Se apresuró mientras corría los adornos y abría los cajones. Trató de hacer lo mejor posible para dejar todo nuevamente en su lugar, pero el camarote era un lío. Se preguntó si Jacobus llegaría a darse cuenta. No encontró ninguna bolsa de terciopelo. Sus mejillas ya no estaban ruborizadas por la incomodidad sino por la frustración. ¿Adónde las había escondido?

Sylvia se dirigió hacia el otro lado del camarote y encontró su mesa de luz. Inspeccionó los cajones con impaciencia. Un revólver golpeó contra la estructura de madera. Se paralizó.

Su primer pensamiento fue ¿Mató a Helen? La idea era absurda. En primer lugar, Helen había sido apuñalada. Y en segundo lugar, por más irritante que Jacobus fuera, no era un asesino, ¿no? Lentamente, cerró el cajón. No era raro que los hombres tuvieran revólveres, pero ¿por qué llevar uno a un crucero? ¿Tendría alguna razón para temer por su seguridad?

Algo siniestro en su interior hizo que llevara la mano hacia el arma. La sintió fría al tacto, como si la muerte esperara dentro de sus cámaras. ¿Cuán fácil sería desaparecer de este mundo? Ya no tendría que volver a vérselas con Markus nuevamente, con el posible hijo que crecía dentro de ella, o atenerse a las reglas de ningún otro hombre. Sus uñas inmaculadas acariciaron el gatillo; levantó el revólver.
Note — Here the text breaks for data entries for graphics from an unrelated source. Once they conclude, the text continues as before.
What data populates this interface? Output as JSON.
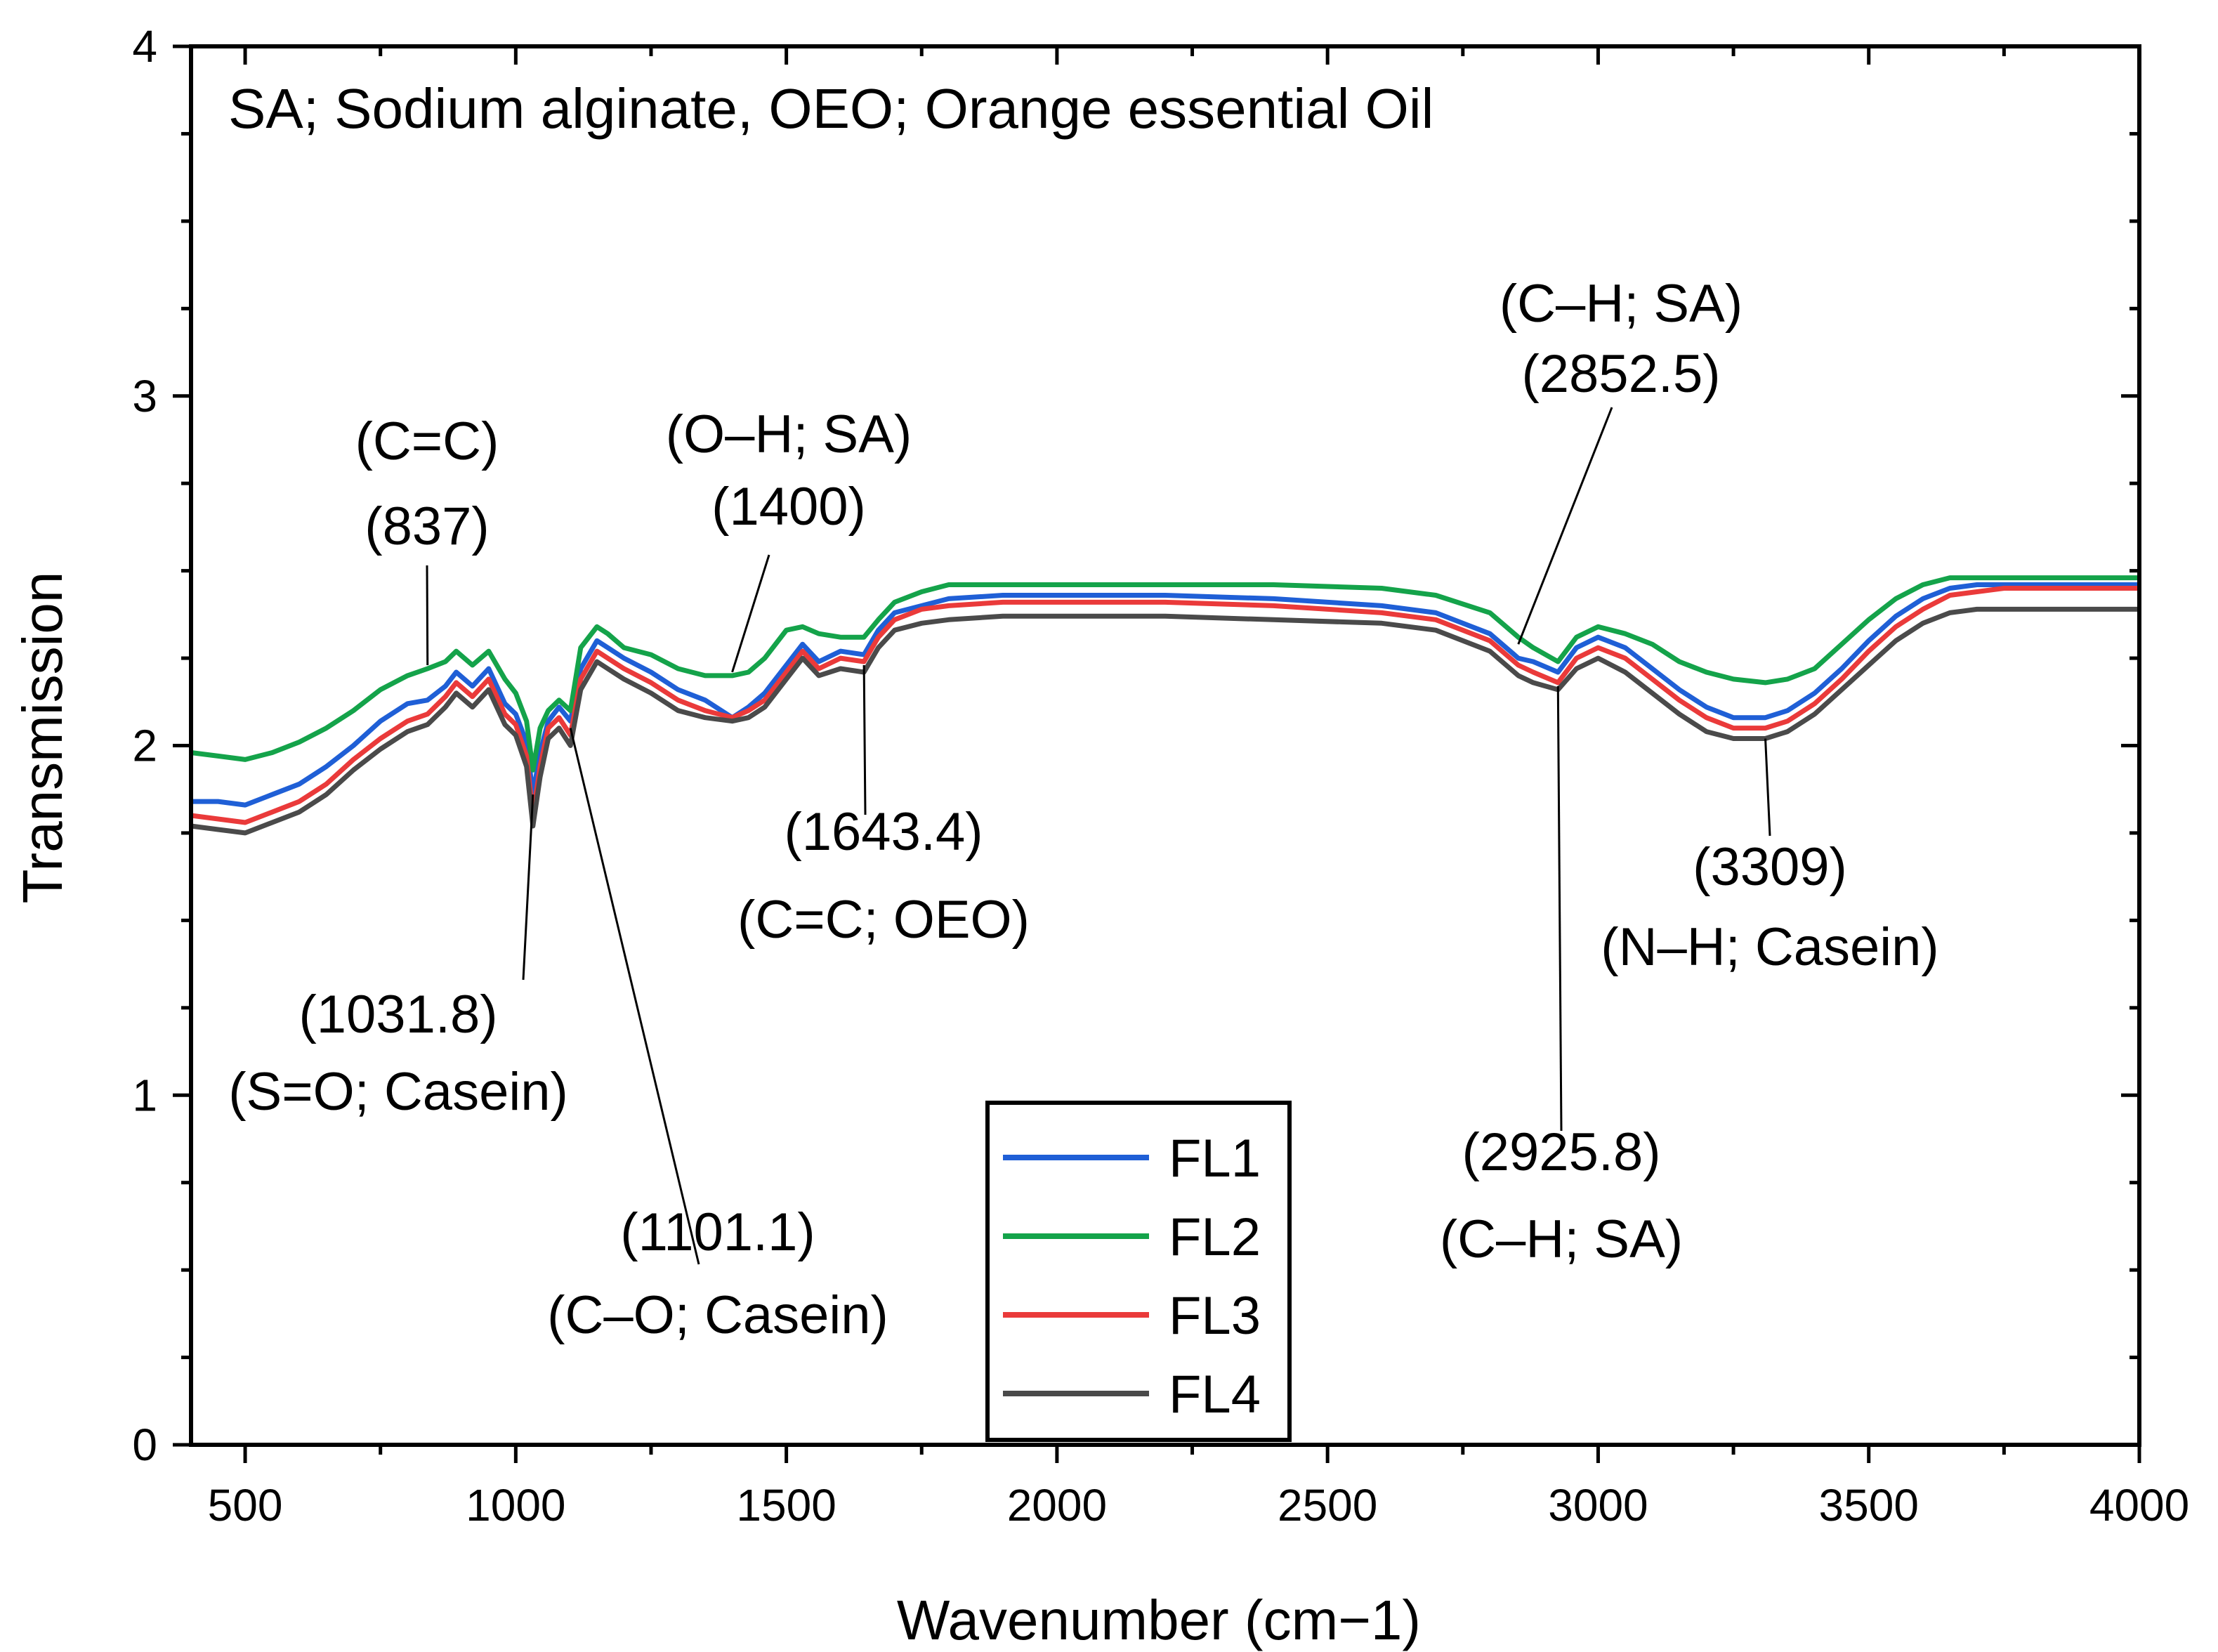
{
  "chart_data": {
    "type": "line",
    "title": "SA; Sodium alginate, OEO; Orange essential Oil",
    "xlabel": "Wavenumber (cm−1)",
    "ylabel": "Transmission",
    "xlim": [
      400,
      4000
    ],
    "ylim": [
      0,
      4
    ],
    "x_ticks": [
      500,
      1000,
      1500,
      2000,
      2500,
      3000,
      3500,
      4000
    ],
    "x_tick_labels": [
      "500",
      "1000",
      "1500",
      "2000",
      "2500",
      "3000",
      "3500",
      "4000"
    ],
    "y_ticks": [
      0,
      1,
      2,
      3,
      4
    ],
    "y_tick_labels": [
      "0",
      "1",
      "2",
      "3",
      "4"
    ],
    "legend_placement": "bottom-center",
    "series": [
      {
        "name": "FL1",
        "color": "#1f5fd6",
        "x": [
          400,
          450,
          500,
          550,
          600,
          650,
          700,
          750,
          800,
          837,
          870,
          890,
          920,
          950,
          980,
          1000,
          1020,
          1031.8,
          1045,
          1060,
          1080,
          1101.1,
          1120,
          1150,
          1170,
          1200,
          1250,
          1300,
          1350,
          1400,
          1430,
          1460,
          1500,
          1530,
          1560,
          1600,
          1643.4,
          1670,
          1700,
          1750,
          1800,
          1900,
          2000,
          2200,
          2400,
          2600,
          2700,
          2800,
          2852.5,
          2880,
          2925.8,
          2960,
          3000,
          3050,
          3100,
          3150,
          3200,
          3250,
          3309,
          3350,
          3400,
          3450,
          3500,
          3550,
          3600,
          3650,
          3700,
          3750,
          3800,
          3850,
          3900,
          3950,
          4000
        ],
        "y": [
          1.84,
          1.84,
          1.83,
          1.86,
          1.89,
          1.94,
          2.0,
          2.07,
          2.12,
          2.13,
          2.17,
          2.21,
          2.17,
          2.22,
          2.12,
          2.09,
          2.01,
          1.86,
          1.98,
          2.07,
          2.11,
          2.07,
          2.22,
          2.3,
          2.28,
          2.25,
          2.21,
          2.16,
          2.13,
          2.08,
          2.11,
          2.15,
          2.23,
          2.29,
          2.24,
          2.27,
          2.26,
          2.33,
          2.38,
          2.4,
          2.42,
          2.43,
          2.43,
          2.43,
          2.42,
          2.4,
          2.38,
          2.32,
          2.25,
          2.24,
          2.21,
          2.28,
          2.31,
          2.28,
          2.22,
          2.16,
          2.11,
          2.08,
          2.08,
          2.1,
          2.15,
          2.22,
          2.3,
          2.37,
          2.42,
          2.45,
          2.46,
          2.46,
          2.46,
          2.46,
          2.46,
          2.46,
          2.46
        ]
      },
      {
        "name": "FL2",
        "color": "#14a34a",
        "x": [
          400,
          450,
          500,
          550,
          600,
          650,
          700,
          750,
          800,
          837,
          870,
          890,
          920,
          950,
          980,
          1000,
          1020,
          1031.8,
          1045,
          1060,
          1080,
          1101.1,
          1120,
          1150,
          1170,
          1200,
          1250,
          1300,
          1350,
          1400,
          1430,
          1460,
          1500,
          1530,
          1560,
          1600,
          1643.4,
          1670,
          1700,
          1750,
          1800,
          1900,
          2000,
          2200,
          2400,
          2600,
          2700,
          2800,
          2852.5,
          2880,
          2925.8,
          2960,
          3000,
          3050,
          3100,
          3150,
          3200,
          3250,
          3309,
          3350,
          3400,
          3450,
          3500,
          3550,
          3600,
          3650,
          3700,
          3750,
          3800,
          3850,
          3900,
          3950,
          4000
        ],
        "y": [
          1.98,
          1.97,
          1.96,
          1.98,
          2.01,
          2.05,
          2.1,
          2.16,
          2.2,
          2.22,
          2.24,
          2.27,
          2.23,
          2.27,
          2.19,
          2.15,
          2.07,
          1.93,
          2.05,
          2.1,
          2.13,
          2.1,
          2.28,
          2.34,
          2.32,
          2.28,
          2.26,
          2.22,
          2.2,
          2.2,
          2.21,
          2.25,
          2.33,
          2.34,
          2.32,
          2.31,
          2.31,
          2.36,
          2.41,
          2.44,
          2.46,
          2.46,
          2.46,
          2.46,
          2.46,
          2.45,
          2.43,
          2.38,
          2.31,
          2.28,
          2.24,
          2.31,
          2.34,
          2.32,
          2.29,
          2.24,
          2.21,
          2.19,
          2.18,
          2.19,
          2.22,
          2.29,
          2.36,
          2.42,
          2.46,
          2.48,
          2.48,
          2.48,
          2.48,
          2.48,
          2.48,
          2.48,
          2.48
        ]
      },
      {
        "name": "FL3",
        "color": "#ea3a3a",
        "x": [
          400,
          450,
          500,
          550,
          600,
          650,
          700,
          750,
          800,
          837,
          870,
          890,
          920,
          950,
          980,
          1000,
          1020,
          1031.8,
          1045,
          1060,
          1080,
          1101.1,
          1120,
          1150,
          1170,
          1200,
          1250,
          1300,
          1350,
          1400,
          1430,
          1460,
          1500,
          1530,
          1560,
          1600,
          1643.4,
          1670,
          1700,
          1750,
          1800,
          1900,
          2000,
          2200,
          2400,
          2600,
          2700,
          2800,
          2852.5,
          2880,
          2925.8,
          2960,
          3000,
          3050,
          3100,
          3150,
          3200,
          3250,
          3309,
          3350,
          3400,
          3450,
          3500,
          3550,
          3600,
          3650,
          3700,
          3750,
          3800,
          3850,
          3900,
          3950,
          4000
        ],
        "y": [
          1.8,
          1.79,
          1.78,
          1.81,
          1.84,
          1.89,
          1.96,
          2.02,
          2.07,
          2.09,
          2.14,
          2.18,
          2.14,
          2.19,
          2.09,
          2.06,
          1.97,
          1.8,
          1.94,
          2.05,
          2.08,
          2.03,
          2.19,
          2.27,
          2.25,
          2.22,
          2.18,
          2.13,
          2.1,
          2.08,
          2.1,
          2.13,
          2.21,
          2.27,
          2.22,
          2.25,
          2.24,
          2.31,
          2.36,
          2.39,
          2.4,
          2.41,
          2.41,
          2.41,
          2.4,
          2.38,
          2.36,
          2.3,
          2.23,
          2.21,
          2.18,
          2.25,
          2.28,
          2.25,
          2.19,
          2.13,
          2.08,
          2.05,
          2.05,
          2.07,
          2.12,
          2.19,
          2.27,
          2.34,
          2.39,
          2.43,
          2.44,
          2.45,
          2.45,
          2.45,
          2.45,
          2.45,
          2.45
        ]
      },
      {
        "name": "FL4",
        "color": "#4a4a4a",
        "x": [
          400,
          450,
          500,
          550,
          600,
          650,
          700,
          750,
          800,
          837,
          870,
          890,
          920,
          950,
          980,
          1000,
          1020,
          1031.8,
          1045,
          1060,
          1080,
          1101.1,
          1120,
          1150,
          1170,
          1200,
          1250,
          1300,
          1350,
          1400,
          1430,
          1460,
          1500,
          1530,
          1560,
          1600,
          1643.4,
          1670,
          1700,
          1750,
          1800,
          1900,
          2000,
          2200,
          2400,
          2600,
          2700,
          2800,
          2852.5,
          2880,
          2925.8,
          2960,
          3000,
          3050,
          3100,
          3150,
          3200,
          3250,
          3309,
          3350,
          3400,
          3450,
          3500,
          3550,
          3600,
          3650,
          3700,
          3750,
          3800,
          3850,
          3900,
          3950,
          4000
        ],
        "y": [
          1.77,
          1.76,
          1.75,
          1.78,
          1.81,
          1.86,
          1.93,
          1.99,
          2.04,
          2.06,
          2.11,
          2.15,
          2.11,
          2.16,
          2.06,
          2.03,
          1.94,
          1.77,
          1.91,
          2.02,
          2.05,
          2.0,
          2.16,
          2.24,
          2.22,
          2.19,
          2.15,
          2.1,
          2.08,
          2.07,
          2.08,
          2.11,
          2.19,
          2.25,
          2.2,
          2.22,
          2.21,
          2.28,
          2.33,
          2.35,
          2.36,
          2.37,
          2.37,
          2.37,
          2.36,
          2.35,
          2.33,
          2.27,
          2.2,
          2.18,
          2.16,
          2.22,
          2.25,
          2.21,
          2.15,
          2.09,
          2.04,
          2.02,
          2.02,
          2.04,
          2.09,
          2.16,
          2.23,
          2.3,
          2.35,
          2.38,
          2.39,
          2.39,
          2.39,
          2.39,
          2.39,
          2.39,
          2.39
        ]
      }
    ],
    "annotations": [
      {
        "lines": [
          "(C=C)",
          "(837)"
        ],
        "x": 837,
        "y": 2.23
      },
      {
        "lines": [
          "(O–H; SA)",
          "(1400)"
        ],
        "x": 1400,
        "y": 2.21
      },
      {
        "lines": [
          "(1031.8)",
          "(S=O; Casein)"
        ],
        "x": 1031.8,
        "y": 1.86
      },
      {
        "lines": [
          "(1101.1)",
          "(C–O; Casein)"
        ],
        "x": 1101.1,
        "y": 2.05
      },
      {
        "lines": [
          "(1643.4)",
          "(C=C; OEO)"
        ],
        "x": 1643.4,
        "y": 2.23
      },
      {
        "lines": [
          "(C–H; SA)",
          "(2852.5)"
        ],
        "x": 2852.5,
        "y": 2.29
      },
      {
        "lines": [
          "(2925.8)",
          "(C–H; SA)"
        ],
        "x": 2925.8,
        "y": 2.17
      },
      {
        "lines": [
          "(3309)",
          "(N–H; Casein)"
        ],
        "x": 3309,
        "y": 2.02
      }
    ]
  }
}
Era más pesado de lo que imaginaba. 

La felicidad había sido breve. Benjamin pronto desaparecería. ¿Lo amaba? No. Sí. No lo sabía. Pero sabía que él representaba muchas de las cosas que ella deseaba, cosas que había cambiado por dinero. Cuando el crucero finalizara, y con él su breve romance, ¿qué otras razones tenía para vivir? Su puño se tensó sobre el arma, y se preguntó si el sabor de la muerte sería dulce o amargo.

Cautivada por el mortífero revólver, Sylvia no podía moverse. Estaba paralizada y sorprendida por la belleza del arma. Luchó contra el impulso de apretar el gatillo. Los ecos de una riña desde el pasillo, la llenaron de pánico. Dejó el revólver en su lugar y se alejó del cajón. 

Tenía que salir de allí. La búsqueda fue infructuosa. Si Jacobus se había llevado la bolsa, no estaba en ningún lugar obvio. Era muy temerario permanecer aquí, esperando ser atrapada. Temía lo que Markus podía hacer si la encontraba. Apresuradamente, salió el camarote.

Caminando por el pasillo, se secó el sudor de la frente. Un repentino peso cayó sobre sus hombros. Sus zapatos blancos de tacón no pudieron sostenerla y trastabilló. Unos fuertes brazos la sujetaron con firmeza. Jacobus.

—No estará acechándome, ¿no? — le dijo en holandés antes de echarse a reír.

Le dirigió una sonrisa encantadora. ¿Desde cuándo era nuevamente amigable con ella? Sylvia odió reconocer que le gustaba su voz; le encantaba escucharlo hablar en su lengua materna.

—¿Habría alguna razón para ello?

La imagen del revólver que él guardaba en su mesa de luz destelló en su memoria.

Sus ojos azul cielo brillaron.

—Soy una persona terriblemente aburrida. Probablemente es por eso que no tengo una encantadora esposa de mi propiedad.

—Hay otras cosas de las que enamorarse — dijo Sylvia, y se mordió la lengua. Markus era uno de los hombres más aburridos del mundo. Afortunadamente, era rico.

—Bien, no la entretengo más. Estoy seguro de que tiene otros asuntos que atender.

—Oh, sí.

Ella se dio cuenta de que estaban solos y continuó: —No queremos dar lugar a chismes.

Otra sonrisa escapó de sus labios.

—¿Qué?

Él dudó. —Con todo respeto, señora Wrinkler, usted no es mi tipo.

—¿Por qué no? — dejó escapar Sylvia. Y en el momento en que habló, se arrepintió. ¿Por qué tendría que importarle? Cuanto menos le interesara a Jacobus, mejor para ella.

—Bien, por empezar, usted está casada. Y eso es suficiente.

Sylvia frunció los labios. —Buenos días.

—Igualmente para usted, señora.

Cada uno siguió su camino. Cuando Sylvia estaba por doblar la esquina, Jacobus le habló una vez más. Un tono repentinamente serio había reemplazado la ligera charla previa.

—A propósito, señora Wrinkler. La próxima vez recuerde cerrar nuevamente la puerta con llave antes de salir.